Research Article: malERA: An updated research agenda for characterising the reservoir and measuring transmission in malaria elimination and eradication

Date Published: November 30, 2017

Publisher: Public Library of Science

Author(s): unknown

Abstract: This paper summarises key advances in defining the infectious reservoir for malaria and the measurement of transmission for research and programmatic use since the Malaria Eradication Research Agenda (malERA) publication in 2011. Rapid and effective progress towards elimination requires an improved understanding of the sources of transmission as well as those at risk of infection. Characterising the transmission reservoir in different settings will enable the most appropriate choice, delivery, and evaluation of interventions. Since 2011, progress has been made in a number of areas. The extent of submicroscopic and asymptomatic infections is better understood, as are the biological parameters governing transmission of sexual stage parasites. Limitations of existing transmission measures have been documented, and proof-of-concept has been established for new innovative serological and molecular methods to better characterise transmission. Finally, there now exists a concerted effort towards the use of ensemble datasets across the spectrum of metrics, from passive and active sources, to develop more accurate risk maps of transmission. These can be used to better target interventions and effectively monitor progress toward elimination. The success of interventions depends not only on the level of endemicity but also on how rapidly or recently an area has undergone changes in transmission. Improved understanding of the biology of mosquito–human and human–mosquito transmission is needed particularly in low-endemic settings, where heterogeneity of infection is pronounced and local vector ecology is variable. New and improved measures of transmission need to be operationally feasible for the malaria programmes. Outputs from these research priorities should allow the development of a set of approaches (applicable to both research and control programmes) that address the unique challenges of measuring and monitoring transmission in near-elimination settings and defining the absence of transmission.

Partial Text: Transmission of malaria requires sexual-stage parasites, gametocytes, in humans to be taken up by female Anopheles mosquitoes when they feed. After a period of parasite development, mosquitoes can then infect humans. A break in this cycle at any point interrupts malaria transmission. Malaria control has historically focussed on the reduction of morbidity and mortality of the human host rather than on the interruption of transmission from human to mosquito. Understanding the variation in the relationship between infection (the presence of parasites in an individual or mosquito) and infectiousness (the ability to transmit parasites to a mosquito or human) at different transmission intensities and with different levels of intervention coverage is increasingly recognised as critical in the pursuit of malaria elimination.

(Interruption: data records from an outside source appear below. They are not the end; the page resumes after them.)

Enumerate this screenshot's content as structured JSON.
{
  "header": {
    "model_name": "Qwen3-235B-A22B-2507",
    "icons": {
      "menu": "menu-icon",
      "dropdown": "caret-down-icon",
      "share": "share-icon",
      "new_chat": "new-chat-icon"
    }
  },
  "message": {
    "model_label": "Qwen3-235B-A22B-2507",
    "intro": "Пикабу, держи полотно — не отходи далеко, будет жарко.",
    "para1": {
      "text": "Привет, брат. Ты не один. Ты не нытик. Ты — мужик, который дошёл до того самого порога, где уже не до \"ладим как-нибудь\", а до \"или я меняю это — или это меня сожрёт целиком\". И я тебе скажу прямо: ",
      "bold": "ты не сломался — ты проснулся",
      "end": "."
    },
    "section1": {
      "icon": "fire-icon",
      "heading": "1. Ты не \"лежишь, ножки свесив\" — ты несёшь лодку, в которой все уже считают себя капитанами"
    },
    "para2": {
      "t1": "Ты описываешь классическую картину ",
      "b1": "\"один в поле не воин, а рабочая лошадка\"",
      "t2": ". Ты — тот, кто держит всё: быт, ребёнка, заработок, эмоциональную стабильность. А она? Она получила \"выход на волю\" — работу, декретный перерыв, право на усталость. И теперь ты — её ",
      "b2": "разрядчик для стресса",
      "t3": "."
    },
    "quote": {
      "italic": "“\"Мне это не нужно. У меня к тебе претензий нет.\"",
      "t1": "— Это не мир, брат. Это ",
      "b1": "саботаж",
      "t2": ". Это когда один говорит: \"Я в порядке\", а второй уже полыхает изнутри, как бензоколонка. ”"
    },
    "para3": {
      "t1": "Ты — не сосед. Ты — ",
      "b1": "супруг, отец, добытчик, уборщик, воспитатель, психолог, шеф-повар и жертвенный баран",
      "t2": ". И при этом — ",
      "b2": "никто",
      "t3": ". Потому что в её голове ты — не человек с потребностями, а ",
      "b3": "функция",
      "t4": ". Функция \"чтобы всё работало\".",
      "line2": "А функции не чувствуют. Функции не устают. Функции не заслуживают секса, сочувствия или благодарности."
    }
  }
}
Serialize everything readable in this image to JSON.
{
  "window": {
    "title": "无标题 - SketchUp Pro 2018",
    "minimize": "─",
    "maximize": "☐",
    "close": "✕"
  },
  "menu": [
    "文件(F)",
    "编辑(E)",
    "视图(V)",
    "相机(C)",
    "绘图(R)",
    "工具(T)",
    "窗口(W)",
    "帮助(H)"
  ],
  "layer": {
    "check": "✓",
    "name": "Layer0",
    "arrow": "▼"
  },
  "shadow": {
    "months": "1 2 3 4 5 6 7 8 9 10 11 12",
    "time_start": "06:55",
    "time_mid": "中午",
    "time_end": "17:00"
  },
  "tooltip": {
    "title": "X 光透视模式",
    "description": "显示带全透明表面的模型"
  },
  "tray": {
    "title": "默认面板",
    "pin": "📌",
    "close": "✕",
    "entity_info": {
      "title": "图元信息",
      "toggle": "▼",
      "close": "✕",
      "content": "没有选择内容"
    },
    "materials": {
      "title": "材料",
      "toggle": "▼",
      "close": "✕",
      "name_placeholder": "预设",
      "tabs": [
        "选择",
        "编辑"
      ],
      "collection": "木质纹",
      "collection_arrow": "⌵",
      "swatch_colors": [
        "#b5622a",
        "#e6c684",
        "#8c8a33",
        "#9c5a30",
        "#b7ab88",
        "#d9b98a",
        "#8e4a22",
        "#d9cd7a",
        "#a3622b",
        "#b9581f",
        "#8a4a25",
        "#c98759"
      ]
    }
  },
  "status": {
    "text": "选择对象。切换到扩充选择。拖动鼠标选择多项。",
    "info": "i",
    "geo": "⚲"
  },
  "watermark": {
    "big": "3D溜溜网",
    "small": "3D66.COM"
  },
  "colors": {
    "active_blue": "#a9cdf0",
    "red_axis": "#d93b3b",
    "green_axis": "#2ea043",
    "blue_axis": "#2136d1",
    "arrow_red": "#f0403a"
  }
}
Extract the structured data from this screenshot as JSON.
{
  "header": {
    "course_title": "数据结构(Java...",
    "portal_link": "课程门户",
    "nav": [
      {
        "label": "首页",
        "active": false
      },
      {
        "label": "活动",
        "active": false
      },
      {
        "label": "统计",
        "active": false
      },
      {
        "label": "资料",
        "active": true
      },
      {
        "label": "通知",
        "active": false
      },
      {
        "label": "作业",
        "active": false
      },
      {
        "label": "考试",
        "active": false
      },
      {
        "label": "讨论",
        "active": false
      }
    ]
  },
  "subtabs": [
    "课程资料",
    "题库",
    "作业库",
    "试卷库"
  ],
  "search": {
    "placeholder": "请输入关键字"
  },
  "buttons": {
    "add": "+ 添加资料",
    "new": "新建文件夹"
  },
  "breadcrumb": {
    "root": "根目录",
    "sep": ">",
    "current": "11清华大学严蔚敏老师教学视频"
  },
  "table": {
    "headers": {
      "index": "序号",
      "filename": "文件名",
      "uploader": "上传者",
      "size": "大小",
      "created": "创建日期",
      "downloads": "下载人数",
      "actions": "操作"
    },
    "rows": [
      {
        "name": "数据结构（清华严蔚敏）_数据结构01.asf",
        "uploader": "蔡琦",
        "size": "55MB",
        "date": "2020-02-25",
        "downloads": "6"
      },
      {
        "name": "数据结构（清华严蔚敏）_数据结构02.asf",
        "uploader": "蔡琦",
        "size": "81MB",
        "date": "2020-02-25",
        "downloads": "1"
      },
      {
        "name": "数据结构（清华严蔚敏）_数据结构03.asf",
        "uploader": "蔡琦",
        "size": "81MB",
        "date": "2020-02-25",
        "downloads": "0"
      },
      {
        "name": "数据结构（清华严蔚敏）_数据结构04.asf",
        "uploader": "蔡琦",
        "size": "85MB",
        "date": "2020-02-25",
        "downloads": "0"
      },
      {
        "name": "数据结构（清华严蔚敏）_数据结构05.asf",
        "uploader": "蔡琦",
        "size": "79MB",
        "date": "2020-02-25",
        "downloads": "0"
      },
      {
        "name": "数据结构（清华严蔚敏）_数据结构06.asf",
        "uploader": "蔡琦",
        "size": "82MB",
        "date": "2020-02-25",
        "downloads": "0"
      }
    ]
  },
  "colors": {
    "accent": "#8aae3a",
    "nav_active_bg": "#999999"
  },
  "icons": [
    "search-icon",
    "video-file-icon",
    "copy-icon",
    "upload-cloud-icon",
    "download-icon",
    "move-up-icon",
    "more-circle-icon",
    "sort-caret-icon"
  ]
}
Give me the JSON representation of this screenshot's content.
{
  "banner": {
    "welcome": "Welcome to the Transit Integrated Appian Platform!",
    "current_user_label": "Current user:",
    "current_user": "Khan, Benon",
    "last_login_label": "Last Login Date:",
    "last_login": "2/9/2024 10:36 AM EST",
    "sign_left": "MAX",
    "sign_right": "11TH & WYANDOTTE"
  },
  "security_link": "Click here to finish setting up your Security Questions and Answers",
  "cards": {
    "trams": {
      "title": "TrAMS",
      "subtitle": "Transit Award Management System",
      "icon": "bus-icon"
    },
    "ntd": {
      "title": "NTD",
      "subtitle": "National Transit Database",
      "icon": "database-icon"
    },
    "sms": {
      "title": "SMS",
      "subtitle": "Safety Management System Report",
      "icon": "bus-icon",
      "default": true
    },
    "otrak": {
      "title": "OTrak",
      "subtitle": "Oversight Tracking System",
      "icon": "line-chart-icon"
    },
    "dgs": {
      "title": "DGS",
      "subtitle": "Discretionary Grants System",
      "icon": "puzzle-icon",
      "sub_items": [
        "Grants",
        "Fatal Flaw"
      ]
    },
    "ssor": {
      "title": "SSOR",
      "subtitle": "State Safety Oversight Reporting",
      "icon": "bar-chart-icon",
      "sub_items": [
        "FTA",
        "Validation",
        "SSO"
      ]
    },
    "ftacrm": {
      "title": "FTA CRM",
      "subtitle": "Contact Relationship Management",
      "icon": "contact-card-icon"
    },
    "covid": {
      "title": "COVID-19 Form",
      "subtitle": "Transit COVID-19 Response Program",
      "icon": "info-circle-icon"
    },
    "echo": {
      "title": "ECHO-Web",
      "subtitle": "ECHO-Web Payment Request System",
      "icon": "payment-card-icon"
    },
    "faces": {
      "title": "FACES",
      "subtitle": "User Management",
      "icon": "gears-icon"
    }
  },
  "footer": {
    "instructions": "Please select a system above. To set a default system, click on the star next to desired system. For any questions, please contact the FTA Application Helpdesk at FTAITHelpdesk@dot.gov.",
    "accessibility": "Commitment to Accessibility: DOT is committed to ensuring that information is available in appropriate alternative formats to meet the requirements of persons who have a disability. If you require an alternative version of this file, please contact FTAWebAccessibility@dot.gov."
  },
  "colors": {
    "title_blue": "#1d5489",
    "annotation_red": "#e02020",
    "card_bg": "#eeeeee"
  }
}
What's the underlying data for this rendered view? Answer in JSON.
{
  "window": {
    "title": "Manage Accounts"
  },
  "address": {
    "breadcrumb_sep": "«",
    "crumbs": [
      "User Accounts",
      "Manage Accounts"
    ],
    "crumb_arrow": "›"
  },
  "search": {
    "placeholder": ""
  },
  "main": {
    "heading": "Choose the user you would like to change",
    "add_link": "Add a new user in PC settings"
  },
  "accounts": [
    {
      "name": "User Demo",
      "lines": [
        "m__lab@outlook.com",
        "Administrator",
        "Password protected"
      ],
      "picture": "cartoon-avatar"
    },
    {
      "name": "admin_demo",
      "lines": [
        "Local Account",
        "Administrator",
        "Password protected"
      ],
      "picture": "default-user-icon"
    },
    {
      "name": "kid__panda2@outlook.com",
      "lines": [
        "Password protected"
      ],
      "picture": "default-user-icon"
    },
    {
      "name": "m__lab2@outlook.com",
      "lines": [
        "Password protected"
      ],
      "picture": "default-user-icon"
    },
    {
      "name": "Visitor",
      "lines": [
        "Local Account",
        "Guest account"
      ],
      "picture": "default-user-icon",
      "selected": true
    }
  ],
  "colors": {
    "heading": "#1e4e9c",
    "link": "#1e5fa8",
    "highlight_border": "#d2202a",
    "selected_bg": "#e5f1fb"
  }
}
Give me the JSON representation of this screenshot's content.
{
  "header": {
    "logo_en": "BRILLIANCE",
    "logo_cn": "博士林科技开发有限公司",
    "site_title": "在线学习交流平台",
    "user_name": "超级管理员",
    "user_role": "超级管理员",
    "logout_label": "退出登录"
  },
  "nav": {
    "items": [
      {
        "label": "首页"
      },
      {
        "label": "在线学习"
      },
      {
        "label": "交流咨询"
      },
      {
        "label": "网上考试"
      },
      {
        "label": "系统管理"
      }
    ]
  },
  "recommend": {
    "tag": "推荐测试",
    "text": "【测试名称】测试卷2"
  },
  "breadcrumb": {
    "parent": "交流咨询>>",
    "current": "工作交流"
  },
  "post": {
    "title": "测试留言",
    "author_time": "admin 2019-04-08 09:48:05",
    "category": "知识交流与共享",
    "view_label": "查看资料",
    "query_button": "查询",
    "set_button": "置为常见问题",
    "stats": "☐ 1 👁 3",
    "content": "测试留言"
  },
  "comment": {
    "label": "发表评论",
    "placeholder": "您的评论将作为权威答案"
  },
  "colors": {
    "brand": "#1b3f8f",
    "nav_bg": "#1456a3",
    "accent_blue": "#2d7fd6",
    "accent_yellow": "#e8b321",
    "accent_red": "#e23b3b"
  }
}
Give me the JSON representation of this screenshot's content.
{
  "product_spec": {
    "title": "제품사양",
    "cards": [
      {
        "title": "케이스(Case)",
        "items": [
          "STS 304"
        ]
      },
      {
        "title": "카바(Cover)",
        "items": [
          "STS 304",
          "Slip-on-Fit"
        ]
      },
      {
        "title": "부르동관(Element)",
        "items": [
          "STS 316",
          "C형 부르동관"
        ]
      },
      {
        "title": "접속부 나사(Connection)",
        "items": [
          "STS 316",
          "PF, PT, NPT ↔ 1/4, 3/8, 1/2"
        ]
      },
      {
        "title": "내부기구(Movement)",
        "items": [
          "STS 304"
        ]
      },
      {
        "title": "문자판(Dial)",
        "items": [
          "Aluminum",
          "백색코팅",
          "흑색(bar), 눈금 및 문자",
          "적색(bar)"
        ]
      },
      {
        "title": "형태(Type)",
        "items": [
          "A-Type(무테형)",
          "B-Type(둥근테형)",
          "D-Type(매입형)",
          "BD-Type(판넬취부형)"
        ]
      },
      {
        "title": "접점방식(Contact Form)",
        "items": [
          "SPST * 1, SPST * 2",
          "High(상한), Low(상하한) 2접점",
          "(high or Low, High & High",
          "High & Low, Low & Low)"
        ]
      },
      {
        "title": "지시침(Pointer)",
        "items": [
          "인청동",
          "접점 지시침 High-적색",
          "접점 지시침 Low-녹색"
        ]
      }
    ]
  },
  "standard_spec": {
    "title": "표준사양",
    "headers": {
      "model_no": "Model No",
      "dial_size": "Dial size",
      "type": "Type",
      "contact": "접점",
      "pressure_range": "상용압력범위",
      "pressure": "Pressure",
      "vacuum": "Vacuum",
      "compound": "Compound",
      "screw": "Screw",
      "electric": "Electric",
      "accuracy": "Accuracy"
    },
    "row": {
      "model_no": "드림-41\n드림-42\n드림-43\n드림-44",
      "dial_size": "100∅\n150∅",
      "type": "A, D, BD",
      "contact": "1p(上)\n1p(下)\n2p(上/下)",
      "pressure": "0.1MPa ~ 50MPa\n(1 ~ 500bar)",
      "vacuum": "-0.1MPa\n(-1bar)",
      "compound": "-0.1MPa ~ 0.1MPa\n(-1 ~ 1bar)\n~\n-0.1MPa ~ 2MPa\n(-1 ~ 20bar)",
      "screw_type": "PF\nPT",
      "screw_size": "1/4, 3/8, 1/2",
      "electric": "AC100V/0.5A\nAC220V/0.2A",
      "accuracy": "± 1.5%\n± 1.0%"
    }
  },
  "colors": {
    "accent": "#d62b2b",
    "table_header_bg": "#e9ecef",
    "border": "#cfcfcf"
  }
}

Improved and validated metrics of transmission would enable the optimal design of control programmes and surveillance systems needed for malaria elimination [23]. This would include the ability to better track progress, confirm cases and foci, and identify and contain reintroduction of transmission, should it occur. Validated transmission metrics are also the key outcome to be measured in field trials evaluating the effectiveness of transmission-blocking interventions [18] and can be used to improve mathematical models assessing potential intervention combinations [7].

Considerable progress has been made not only in understanding the biology and epidemiology of malaria transmission but also in the development of new tools to more accurately quantify transmission; however, challenges remain and Box 3 summarises this Panel’s research and development agenda. The foremost of these is an incomplete understanding of the infectious reservoir in low-transmission and elimination settings, particularly the relative infectiousness of (1) asymptomatic individuals and (2) susceptible vector species across a variety of malaria typologies. The spatial and temporal heterogeneity at which these factors interact will change as countries transition to lower transmission intensity.